Dans les minutes qui ont suivi, ils ont entrepris un vaste réaménagement de la place. Ils ont notamment espacé les tentes, déménagé les poêles au gaz et érigé une tente d'armée, plus solide et plus résistante au feu. C'est d'ailleurs ce nouvel aménagement que les pompiers ont jugé conforme en fin de soirée après leur visite.

À Montréal, le maire, Gérald Tremblay, a déclaré à RDI qu'il entendait adopter une attitude de tolérance à l'égard des «indignés» qui occupent le Square Victoria, pour autant que ces derniers respectent la paix publique et certaines règles de sécurité.

Un prétexte pour agir

L'avocat Denis Poitras croit que la Ville de Québec cherche tout simplement un prétexte pour expulser les manifestants.

«C'est plus un débat politique que juridique, cette affaire-là. Les gens sont là, ils ont des revendications, la Ville les tolère puis tout d'un coup, ils ne veulent plus jouer.
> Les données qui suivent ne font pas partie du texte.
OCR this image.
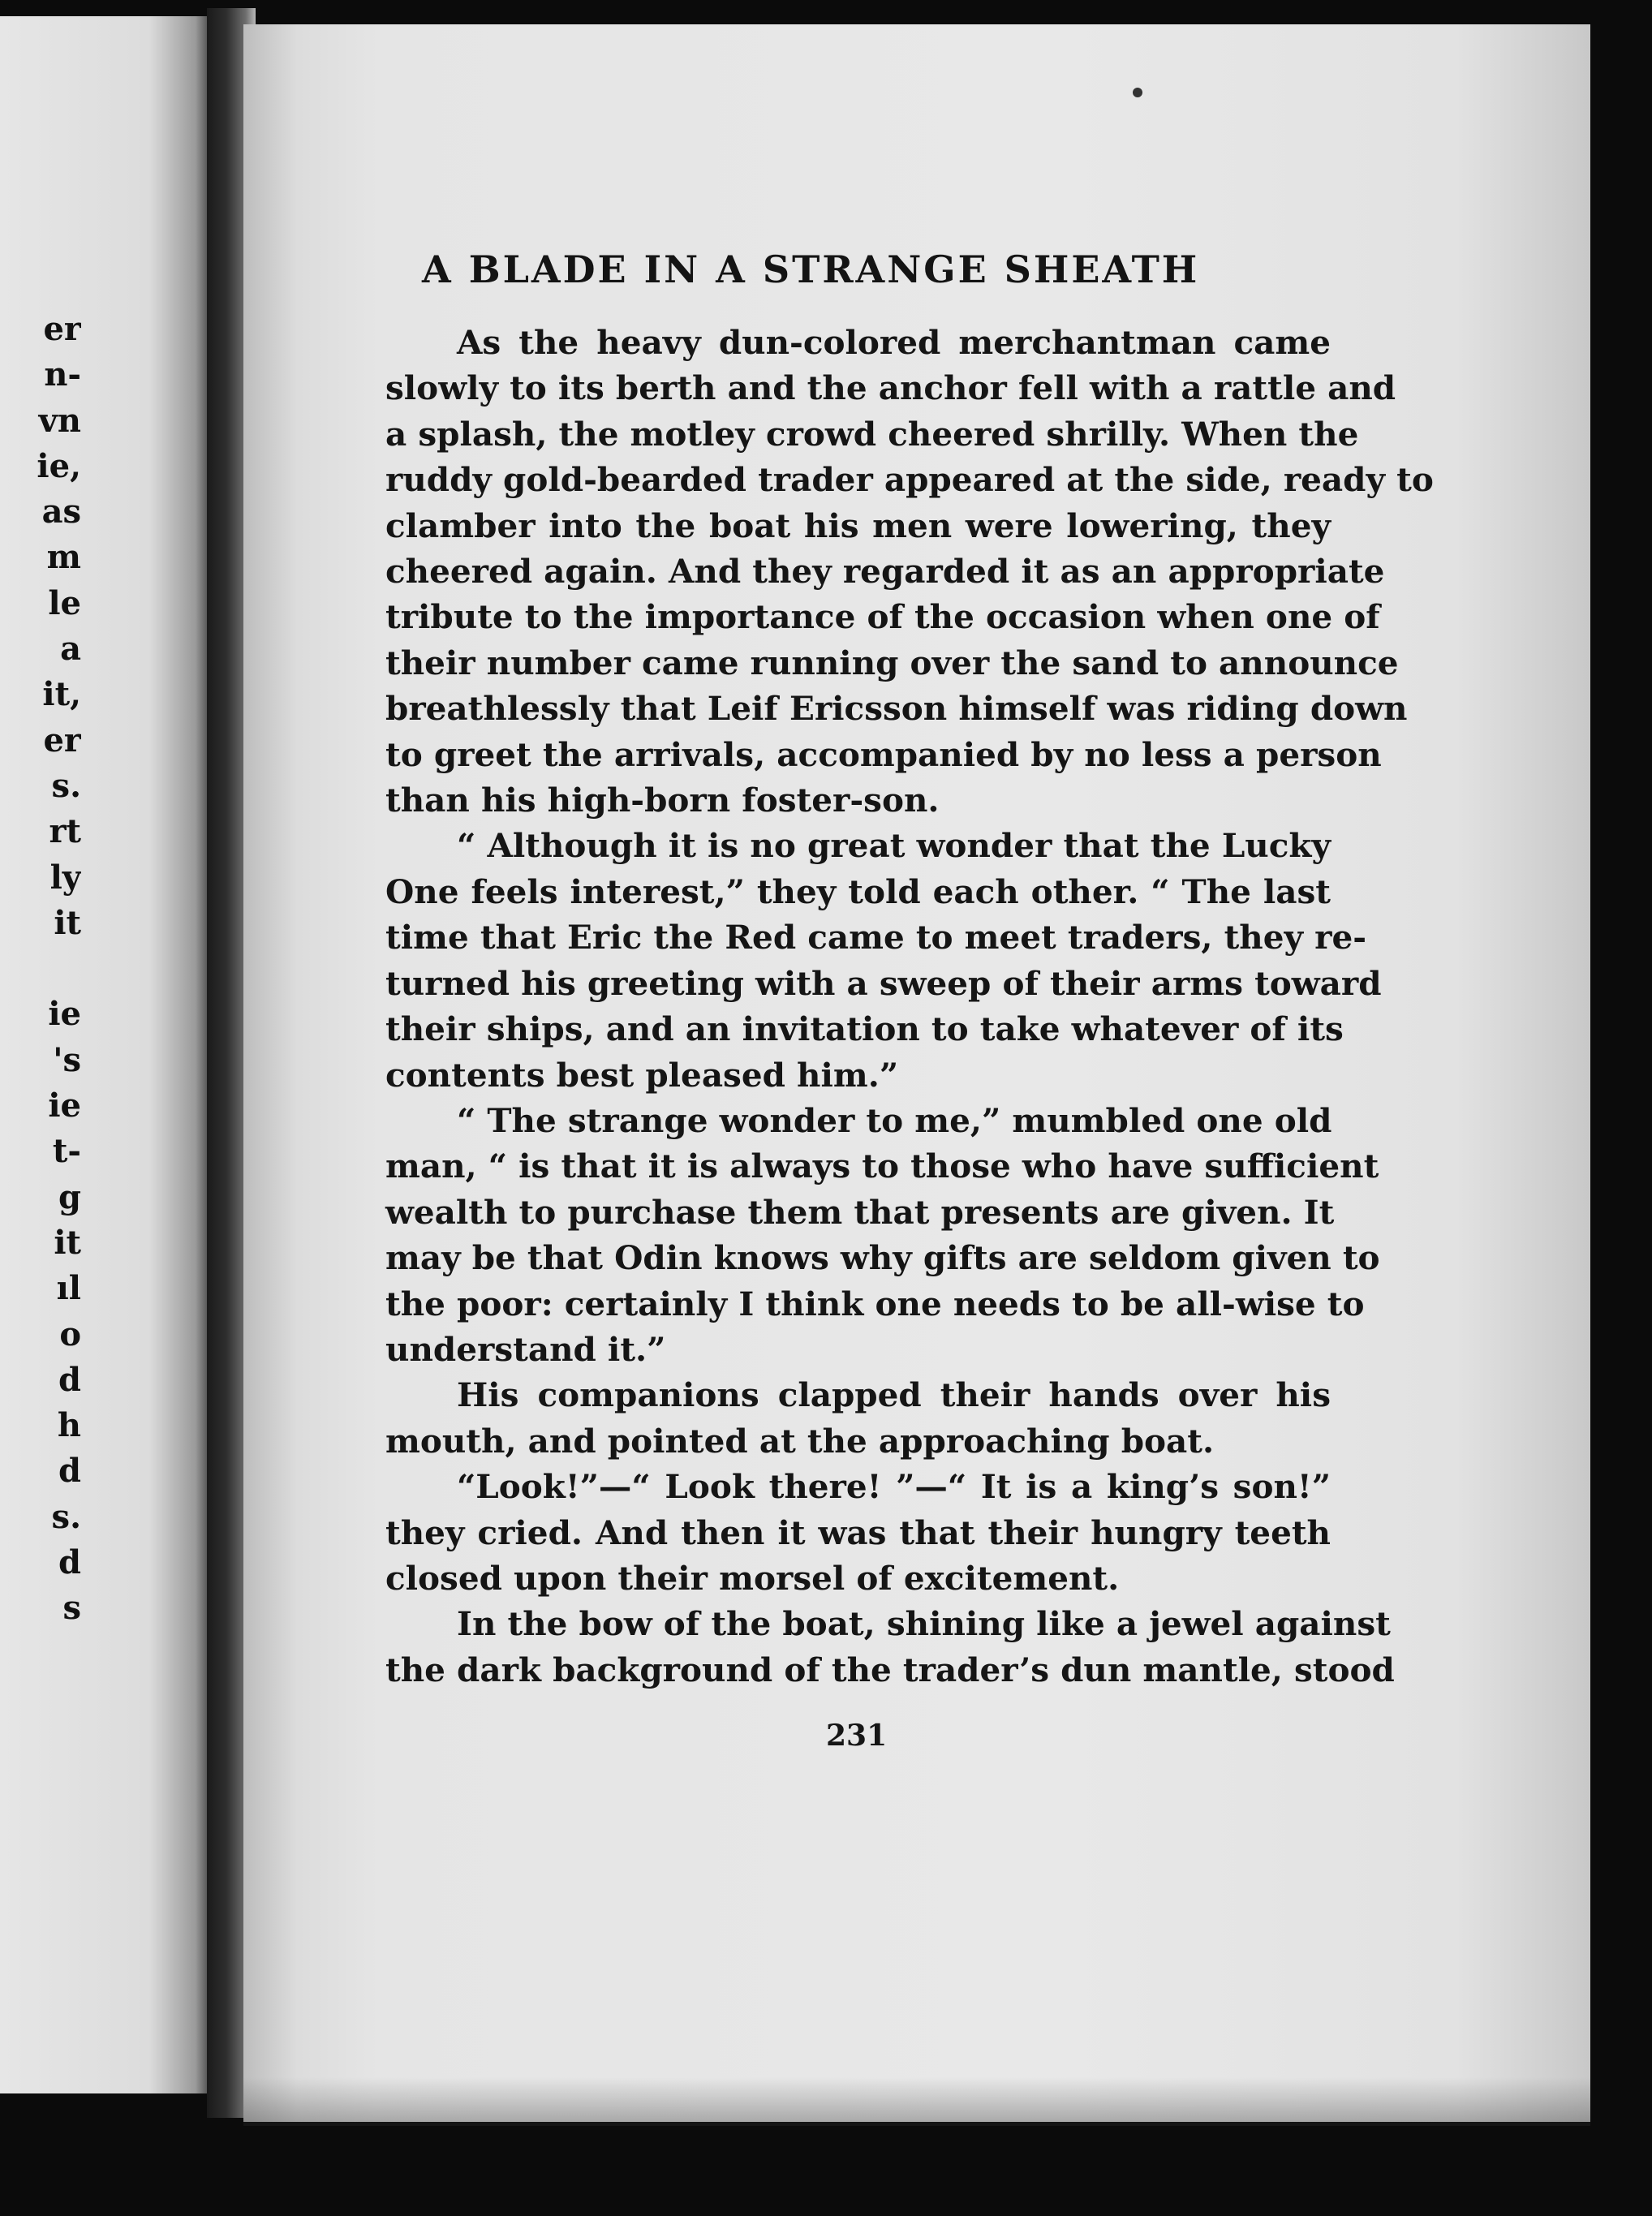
er
n-
vn
ie,
as
m
le
a
it,
er
s.
rt
ly
it
ie
's
ie
t-
g
it
ıl
o
d
h
d
s.
d
s
A BLADE IN A STRANGE SHEATH

As the heavy dun-colored merchantman came

slowly to its berth and the anchor fell with a rattle and

a splash, the motley crowd cheered shrilly. When the

ruddy gold-bearded trader appeared at the side, ready to

clamber into the boat his men were lowering, they

cheered again. And they regarded it as an appropriate

tribute to the importance of the occasion when one of

their number came running over the sand to announce

breathlessly that Leif Ericsson himself was riding down

to greet the arrivals, accompanied by no less a person

than his high-born foster-son.

“ Although it is no great wonder that the Lucky

One feels interest,” they told each other. “ The last

time that Eric the Red came to meet traders, they re-

turned his greeting with a sweep of their arms toward

their ships, and an invitation to take whatever of its

contents best pleased him.”

“ The strange wonder to me,” mumbled one old

man, “ is that it is always to those who have sufficient

wealth to purchase them that presents are given. It

may be that Odin knows why gifts are seldom given to

the poor: certainly I think one needs to be all-wise to

understand it.”

His companions clapped their hands over his

mouth, and pointed at the approaching boat.

“Look!”—“ Look there! ”—“ It is a king’s son!”

they cried. And then it was that their hungry teeth

closed upon their morsel of excitement.

In the bow of the boat, shining like a jewel against

the dark background of the trader’s dun mantle, stood

231
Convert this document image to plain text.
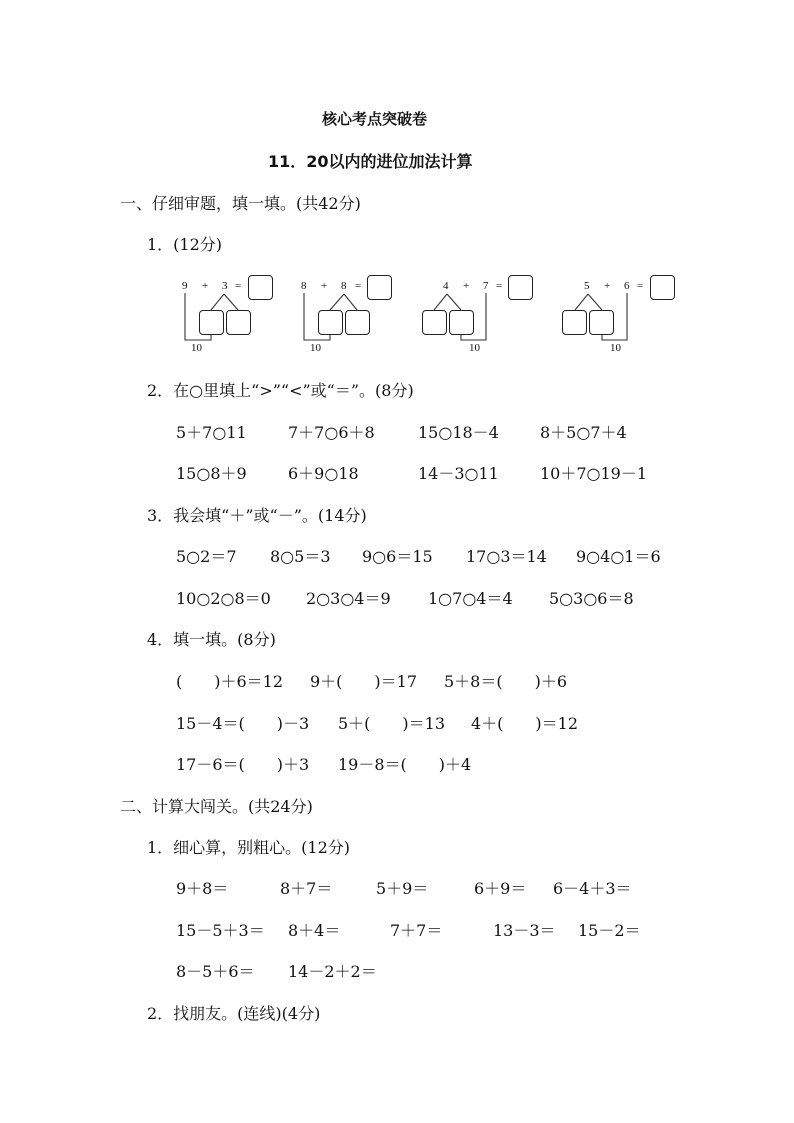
核心考点突破卷
11．20以内的进位加法计算
一、仔细审题，填一填。(共42分)
1．(12分)
9 + 3 =
10
8 + 8 =
10
4 + 7 =
10
5 + 6 =
10
2．在○里填上“>”“<”或“＝”。(8分)
5＋7○11	7＋7○6＋8	15○18－4	8＋5○7＋4
15○8＋9	6＋9○18	14－3○11	10＋7○19－1
3．我会填“＋”或“－”。(14分)
5○2＝7 8○5＝3 9○6＝15 17○3＝14 9○4○1＝6
10○2○8＝0 2○3○4＝9 1○7○4＝4 5○3○6＝8
4．填一填。(8分)
(　　)＋6＝12 9＋(　　)＝17 5＋8＝(　　)＋6
15－4＝(　　)－3 5＋(　　)＝13 4＋(　　)＝12
17－6＝(　　)＋3 19－8＝(　　)＋4
二、计算大闯关。(共24分)
1．细心算，别粗心。(12分)
9＋8＝	8＋7＝	5＋9＝	6＋9＝ 6－4＋3＝
15－5＋3＝ 8＋4＝	7＋7＝	13－3＝ 15－2＝
8－5＋6＝ 14－2＋2＝
2．找朋友。(连线)(4分)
Qu'ils le disent carrément s'ils n'en veulent pas, qu'ils ne cherchent pas de prétexte», a soutenu celui qui a notamment représenté quelques manifestants québécois arrêtés au G20 à l'été 2010.

L'argument de la sécurité incendie ne tient pas la route, croit-il, puisqu'une fois que les campeurs se plient aux exigences des autorités, celles-ci n'ont plus d'excuse.

Me Poitras a été contacté par les indignés de Québec hier et il se disait prêt à intervenir en cas d'arrestations. Pourrait-il contester l'expulsion des campeurs si la Ville l'ordonnait? «Il faudrait voir les motifs», a conclu l'avocat.